Toronto Star
January 29, 2010

Nicholas Keung

Only 30 per cent of skilled immigrants feel their jobs are commensurate to their qualifications and fewer than one-quarter believe they can achieve their career goals in Canada, a study finds.

Two-thirds of skilled immigrants also say they have been asked to get further education in Canada to obtain professional jobs here, said the report, funded by Citizenship and Immigration Canada, to be released Friday.

One comfort newcomers can take away from the study: slightly more than half have found work somewhat related to their field.

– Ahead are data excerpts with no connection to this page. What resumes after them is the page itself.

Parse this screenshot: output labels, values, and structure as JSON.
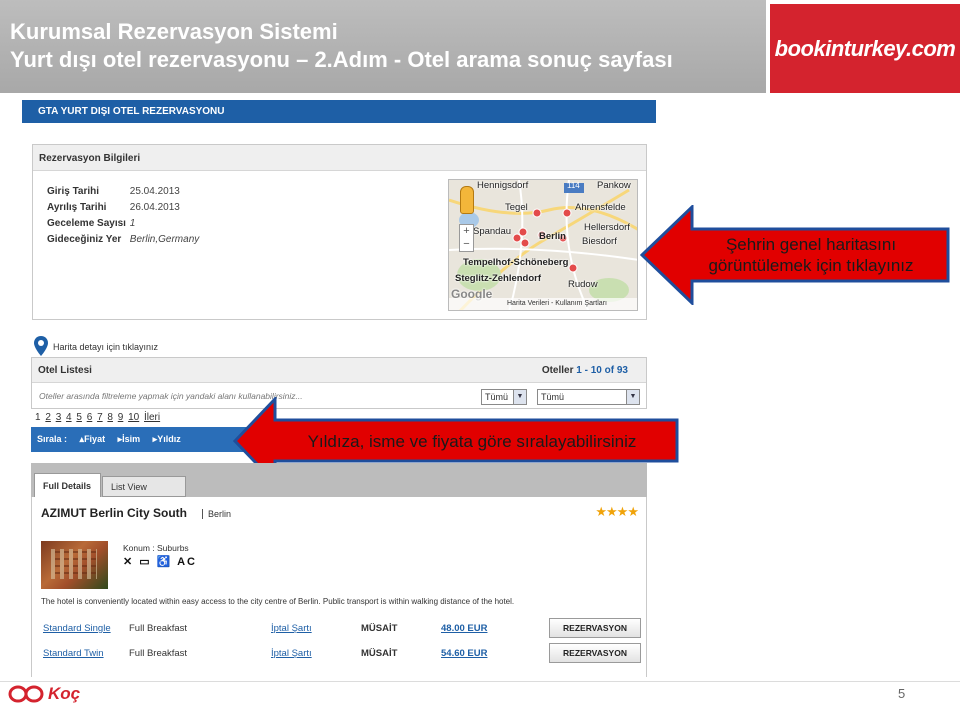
{
  "slide": {
    "title_line1": "Kurumsal Rezervasyon Sistemi",
    "title_line2": "Yurt dışı otel rezervasyonu – 2.Adım - Otel arama sonuç sayfası",
    "brand": "bookinturkey.com",
    "page_number": "5",
    "footer_logo": "Koç"
  },
  "app": {
    "section_bar": "GTA YURT DIŞI OTEL REZERVASYONU"
  },
  "reservation": {
    "heading": "Rezervasyon Bilgileri",
    "fields": [
      {
        "label": "Giriş Tarihi",
        "value": "25.04.2013"
      },
      {
        "label": "Ayrılış Tarihi",
        "value": "26.04.2013"
      },
      {
        "label": "Geceleme Sayısı",
        "value": "1"
      },
      {
        "label": "Gideceğiniz Yer",
        "value": "Berlin,Germany"
      }
    ]
  },
  "map": {
    "labels": [
      "Hennigsdorf",
      "Pankow",
      "Tegel",
      "Ahrensfelde",
      "Hellersdorf",
      "Spandau",
      "Berlin",
      "Biesdorf",
      "Tempelhof-Schöneberg",
      "Steglitz-Zehlendorf",
      "Rudow"
    ],
    "footer": "Harita Verileri - Kullanım Şartları",
    "watermark": "Google",
    "road_number": "114"
  },
  "map_detail_link": "Harita detayı için tıklayınız",
  "hotel_list": {
    "heading": "Otel Listesi",
    "count_prefix": "Oteller",
    "count_range": "1 - 10 of 93",
    "filter_placeholder": "Oteller arasında filtreleme yapmak için yandaki alanı kullanabilirsiniz...",
    "select1": "Tümü",
    "select2": "Tümü",
    "pages": [
      "1",
      "2",
      "3",
      "4",
      "5",
      "6",
      "7",
      "8",
      "9",
      "10"
    ],
    "next_label": "İleri",
    "sort_label": "Sırala :",
    "sort_options": [
      "Fiyat",
      "İsim",
      "Yıldız"
    ]
  },
  "callouts": {
    "map_hint_line1": "Şehrin genel haritasını",
    "map_hint_line2": "görüntülemek için tıklayınız",
    "sort_hint": "Yıldıza, isme ve fiyata göre sıralayabilirsiniz",
    "arrow_color": "#e10000",
    "arrow_border": "#1f4e9c"
  },
  "detail": {
    "tab_full": "Full Details",
    "tab_list": "List View",
    "hotel_name": "AZIMUT Berlin City South",
    "city": "Berlin",
    "stars": "★★★★",
    "star_rating": 4,
    "location": "Konum : Suburbs",
    "amenity_icons": [
      "restaurant-icon",
      "tv-icon",
      "wheelchair-icon",
      "ac-icon"
    ],
    "amenities_text": "✕ ▭ ♿ AC",
    "description": "The hotel is conveniently located within easy access to the city centre of Berlin. Public transport is within walking distance of the hotel.",
    "rooms": [
      {
        "type": "Standard Single",
        "meal": "Full Breakfast",
        "cancel": "İptal Şartı",
        "status": "MÜSAİT",
        "price": "48.00 EUR",
        "button": "REZERVASYON"
      },
      {
        "type": "Standard Twin",
        "meal": "Full Breakfast",
        "cancel": "İptal Şartı",
        "status": "MÜSAİT",
        "price": "54.60 EUR",
        "button": "REZERVASYON"
      }
    ]
  }
}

But 75 per cent of respondents said that they were too old to return to school and could not afford additional education.

“The imperative of sending money `back home’ and the necessity to hold down two jobs to accomplish this, precludes schooling,” the report notes.

“This is a vicious circle since obtaining the required schooling could permit them to earn more in less time.”

The research findings will form the backdrop of a conference for internationally educated professionals Friday in Toronto, which aims to connect skilled immigrants with employers, professional regulators and policy-makers.

“We have one roomful of skilled immigrants from 80 different countries represented at the conference. If you can imagine doing business with these 80 countries, how much of an advantage we would have?” asked event chair Silma Roddau.

Almost 1,600 internationally trained immigrants have enrolled in the free one-day conference, funded by the immigration department. Workshops include exploring other career options, honing presentation skills, and labour market trends.